Iraq News
Security

Tribes and police take over Fallujah's security

By Khalid al-Taie

Iraqi forces from the Fallujah Shield Brigade are part of the joint security effort to protect the city following the defeat of the 'Islamic State of Iraq and the Levant'. [Photo courtesy of the Fallujah Shield Brigade Facebook page]

Iraqi forces from the Fallujah Shield Brigade are part of the joint security effort to protect the city following the defeat of the 'Islamic State of Iraq and the Levant'. [Photo courtesy of the Fallujah Shield Brigade Facebook page]

Tribal fighters and local police have started managing security in the Anbar city of Fallujah, which was liberated at the end of June from the "Islamic State of Iraq and the Levant" (ISIL).

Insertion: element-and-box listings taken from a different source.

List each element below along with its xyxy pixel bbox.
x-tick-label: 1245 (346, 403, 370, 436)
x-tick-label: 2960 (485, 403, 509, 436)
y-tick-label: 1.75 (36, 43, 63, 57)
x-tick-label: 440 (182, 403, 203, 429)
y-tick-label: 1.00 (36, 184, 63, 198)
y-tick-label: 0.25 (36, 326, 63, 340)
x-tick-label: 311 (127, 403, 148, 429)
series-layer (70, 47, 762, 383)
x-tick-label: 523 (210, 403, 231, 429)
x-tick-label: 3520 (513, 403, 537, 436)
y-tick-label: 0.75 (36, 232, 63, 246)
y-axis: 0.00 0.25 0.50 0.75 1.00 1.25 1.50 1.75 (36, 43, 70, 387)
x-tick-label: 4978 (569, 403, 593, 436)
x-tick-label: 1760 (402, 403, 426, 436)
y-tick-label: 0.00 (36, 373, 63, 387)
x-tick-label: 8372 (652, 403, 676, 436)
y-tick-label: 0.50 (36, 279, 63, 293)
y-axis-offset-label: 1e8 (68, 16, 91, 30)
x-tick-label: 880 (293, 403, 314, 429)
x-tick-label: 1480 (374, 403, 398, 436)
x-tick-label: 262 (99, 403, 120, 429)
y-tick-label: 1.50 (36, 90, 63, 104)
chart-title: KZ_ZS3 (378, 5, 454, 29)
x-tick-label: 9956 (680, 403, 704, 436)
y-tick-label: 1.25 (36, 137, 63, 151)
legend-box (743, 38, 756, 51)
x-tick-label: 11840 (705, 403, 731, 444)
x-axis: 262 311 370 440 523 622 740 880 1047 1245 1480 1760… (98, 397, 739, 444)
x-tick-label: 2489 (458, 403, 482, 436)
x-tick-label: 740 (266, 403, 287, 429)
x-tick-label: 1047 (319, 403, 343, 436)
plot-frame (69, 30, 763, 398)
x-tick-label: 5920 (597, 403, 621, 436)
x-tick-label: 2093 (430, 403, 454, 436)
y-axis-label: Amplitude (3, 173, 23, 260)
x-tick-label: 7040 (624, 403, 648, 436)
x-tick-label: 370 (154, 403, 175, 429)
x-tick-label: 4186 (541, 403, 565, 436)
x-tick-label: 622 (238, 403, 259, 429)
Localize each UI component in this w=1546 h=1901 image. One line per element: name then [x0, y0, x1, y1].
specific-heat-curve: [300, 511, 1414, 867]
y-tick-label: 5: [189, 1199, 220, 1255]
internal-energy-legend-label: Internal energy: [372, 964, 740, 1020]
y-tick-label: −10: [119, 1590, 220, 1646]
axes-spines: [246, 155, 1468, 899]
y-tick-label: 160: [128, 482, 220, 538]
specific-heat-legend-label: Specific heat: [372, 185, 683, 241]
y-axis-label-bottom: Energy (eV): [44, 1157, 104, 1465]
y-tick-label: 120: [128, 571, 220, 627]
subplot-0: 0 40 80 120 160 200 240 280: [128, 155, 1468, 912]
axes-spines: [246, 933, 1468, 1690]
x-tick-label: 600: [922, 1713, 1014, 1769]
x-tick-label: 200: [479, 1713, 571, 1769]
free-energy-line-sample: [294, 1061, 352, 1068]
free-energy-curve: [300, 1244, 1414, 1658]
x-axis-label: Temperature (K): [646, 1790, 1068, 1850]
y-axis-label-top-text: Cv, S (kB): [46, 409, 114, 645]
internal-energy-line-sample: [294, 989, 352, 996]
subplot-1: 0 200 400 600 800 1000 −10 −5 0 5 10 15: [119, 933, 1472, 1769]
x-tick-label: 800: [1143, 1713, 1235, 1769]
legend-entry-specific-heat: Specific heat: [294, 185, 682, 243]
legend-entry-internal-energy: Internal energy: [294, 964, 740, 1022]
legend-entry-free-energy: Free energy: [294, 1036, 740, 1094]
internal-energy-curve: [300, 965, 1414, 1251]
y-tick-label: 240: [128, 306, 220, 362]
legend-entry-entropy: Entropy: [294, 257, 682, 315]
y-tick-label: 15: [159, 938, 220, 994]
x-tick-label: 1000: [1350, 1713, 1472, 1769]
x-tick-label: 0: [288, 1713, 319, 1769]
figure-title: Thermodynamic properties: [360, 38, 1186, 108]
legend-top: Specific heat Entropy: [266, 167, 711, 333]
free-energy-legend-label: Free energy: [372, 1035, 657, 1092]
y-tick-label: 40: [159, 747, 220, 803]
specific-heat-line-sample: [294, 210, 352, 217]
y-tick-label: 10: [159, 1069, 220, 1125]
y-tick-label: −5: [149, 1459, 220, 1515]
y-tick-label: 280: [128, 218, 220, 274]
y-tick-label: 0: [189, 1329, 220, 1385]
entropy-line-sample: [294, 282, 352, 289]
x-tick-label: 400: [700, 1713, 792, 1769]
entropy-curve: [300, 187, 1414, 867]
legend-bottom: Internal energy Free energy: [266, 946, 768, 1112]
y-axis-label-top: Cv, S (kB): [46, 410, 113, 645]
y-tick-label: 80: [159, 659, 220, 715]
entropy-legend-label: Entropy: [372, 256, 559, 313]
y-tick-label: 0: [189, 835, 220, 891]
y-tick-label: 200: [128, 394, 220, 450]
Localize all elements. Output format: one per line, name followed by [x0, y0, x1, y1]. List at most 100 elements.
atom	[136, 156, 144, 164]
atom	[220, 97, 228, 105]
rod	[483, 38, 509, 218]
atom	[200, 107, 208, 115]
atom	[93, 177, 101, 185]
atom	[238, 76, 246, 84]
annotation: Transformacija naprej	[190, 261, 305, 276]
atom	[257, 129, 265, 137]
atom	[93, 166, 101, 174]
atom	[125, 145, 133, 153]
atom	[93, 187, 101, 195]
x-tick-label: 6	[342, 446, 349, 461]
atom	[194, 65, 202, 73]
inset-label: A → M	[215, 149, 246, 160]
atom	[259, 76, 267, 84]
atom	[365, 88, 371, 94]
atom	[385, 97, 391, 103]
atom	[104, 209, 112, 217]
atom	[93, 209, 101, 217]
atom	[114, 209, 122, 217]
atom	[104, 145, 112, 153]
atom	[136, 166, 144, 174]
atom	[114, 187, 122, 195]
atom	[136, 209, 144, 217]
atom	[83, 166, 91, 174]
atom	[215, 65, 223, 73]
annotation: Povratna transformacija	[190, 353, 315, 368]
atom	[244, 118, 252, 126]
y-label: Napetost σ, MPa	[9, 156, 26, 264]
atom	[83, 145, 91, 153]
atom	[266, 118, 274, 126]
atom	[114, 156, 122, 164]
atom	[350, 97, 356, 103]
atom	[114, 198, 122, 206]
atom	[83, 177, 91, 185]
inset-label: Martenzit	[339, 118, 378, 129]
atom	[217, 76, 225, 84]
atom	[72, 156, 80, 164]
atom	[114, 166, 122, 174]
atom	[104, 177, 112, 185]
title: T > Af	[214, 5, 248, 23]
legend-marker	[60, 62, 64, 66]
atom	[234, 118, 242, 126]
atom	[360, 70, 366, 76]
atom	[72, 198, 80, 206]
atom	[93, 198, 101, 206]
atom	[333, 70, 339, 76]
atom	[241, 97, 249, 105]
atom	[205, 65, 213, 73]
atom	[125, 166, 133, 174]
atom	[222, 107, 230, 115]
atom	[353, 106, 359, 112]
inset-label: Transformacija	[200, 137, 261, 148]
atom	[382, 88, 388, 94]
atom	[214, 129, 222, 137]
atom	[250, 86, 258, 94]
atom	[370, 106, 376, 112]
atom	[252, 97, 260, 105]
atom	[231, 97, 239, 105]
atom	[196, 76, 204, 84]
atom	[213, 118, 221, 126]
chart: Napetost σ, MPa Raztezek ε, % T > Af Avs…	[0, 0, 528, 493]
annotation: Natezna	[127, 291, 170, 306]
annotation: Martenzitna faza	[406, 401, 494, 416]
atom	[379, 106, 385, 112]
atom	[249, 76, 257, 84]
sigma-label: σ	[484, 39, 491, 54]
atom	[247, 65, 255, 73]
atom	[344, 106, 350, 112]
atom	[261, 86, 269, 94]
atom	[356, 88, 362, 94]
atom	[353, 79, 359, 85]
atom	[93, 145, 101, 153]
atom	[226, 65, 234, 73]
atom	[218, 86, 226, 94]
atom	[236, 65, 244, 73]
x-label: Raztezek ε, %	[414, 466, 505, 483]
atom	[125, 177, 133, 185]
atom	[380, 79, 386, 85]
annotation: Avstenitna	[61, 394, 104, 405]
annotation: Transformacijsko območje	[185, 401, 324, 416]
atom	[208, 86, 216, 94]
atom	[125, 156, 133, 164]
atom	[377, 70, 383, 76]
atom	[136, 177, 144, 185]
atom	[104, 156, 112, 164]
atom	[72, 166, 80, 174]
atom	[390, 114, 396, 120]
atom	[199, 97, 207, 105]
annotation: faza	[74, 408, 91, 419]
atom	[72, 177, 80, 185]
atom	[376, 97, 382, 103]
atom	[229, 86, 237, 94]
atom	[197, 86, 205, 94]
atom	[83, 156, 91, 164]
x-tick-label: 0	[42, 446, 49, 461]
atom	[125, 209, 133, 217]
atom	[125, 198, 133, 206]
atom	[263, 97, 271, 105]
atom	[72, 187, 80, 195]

Units of tribesmen and Anbar police have begun to take over responsibilities from the army and federal police, Anbar provincial council security committee member Rajeh Barakat al-Aifan told Mawtani last week.

"Four regiments from the Fallujah Shield Brigade, composed of tribal fighters, as well as local emergency forces belonging to the Anbar police command, have started entering the city of Fallujah to take over security there and hold the territory," he said.

Their primary mission will be to prevent ISIL fighters from returning to the city and to support the various efforts to restore security and stability, al-Aifan said.

The first step in the plan to protect Fallujah will be to reorganise and prepare all headquarters and main security positions in the city and to deploy police and tribal forces across all neighbourhoods and entrances, he said.

This is designed to "prevent terrorist infiltration and to protect the returning population's lives and property", he added.

Preparing for returning residents

Procedures for the return of displaced residents also have been initiated, al-Aifan said, with the first groups slated to return over the next month.

"We expect that some 2,000 families will return in the first batch, and every new group will return after its security is ensured, to be followed by another group and so forth, until all displaced families have returned," he said.

Service departments managing water, sewer and electricity last week started assessing the damage to Fallujah's infrastructure and "initiated reconstruction plans before residents return", he added.

"Also, the Defence Ministry's engineering effort is still continuing to defuse and remove the remaining improvised explosive devices (IEDs) and mines planted in the city by the terrorists," he said.

"Fallujah is secured at all entrances and surrounded by military forces on all sides, and ISIL's elements cannot infiltrate it," Fallujah mayor Issa al-Issawi told Mawtani.

"Our main concern now is to restore basic services such as water and electricity and to reconstruct hospitals and various service departments, since the return of displaced residents depends on restoring all those services and providing a safe environment to those returning," he said.

Clearing explosives from the city

"The military forces in Fallujah are currently working to complete the clearing of the city's neighbourhoods of IEDs," al-Issawi said. "Thousands of IEDs have so far been removed from the al-Askari, al-Shuhadaa, al-Dubat and al-Jughaifi neighbourhoods, and efforts in this regard are continuing."

Once the entire city is cleared of explosives, the second phase of the deployment plan will begin and "our units will stand shoulder to shoulder with the local police throughout Fallujah's neighbourhoods", said Brig. Gen. Majid Jayad Nayef, commander of the Fallujah Shield Brigade.

"The military forces are making great efforts to remove thousands of IEDs from streets and homes," he told Mawtani.

On Thursday (July 14th), he said, a booby-trapped house was defused in the city centre that "contained 163 IEDs and 40 bags of high-impact C-4 explosives, all connected with each other in a complex network".

"The Fallujah Shield Brigade's first regiment has embarked on the mission to hold the territory and is now deployed in the first stage in the area of al-Nuaimiya in southern Fallujah," he said.

"We are now keeping security in al-Nuaimiya sector in co-ordination and co-operation with the military forces of the 1st Rapid Intervention Division's 2nd Brigade, which is in charge of that sector," Nayef said.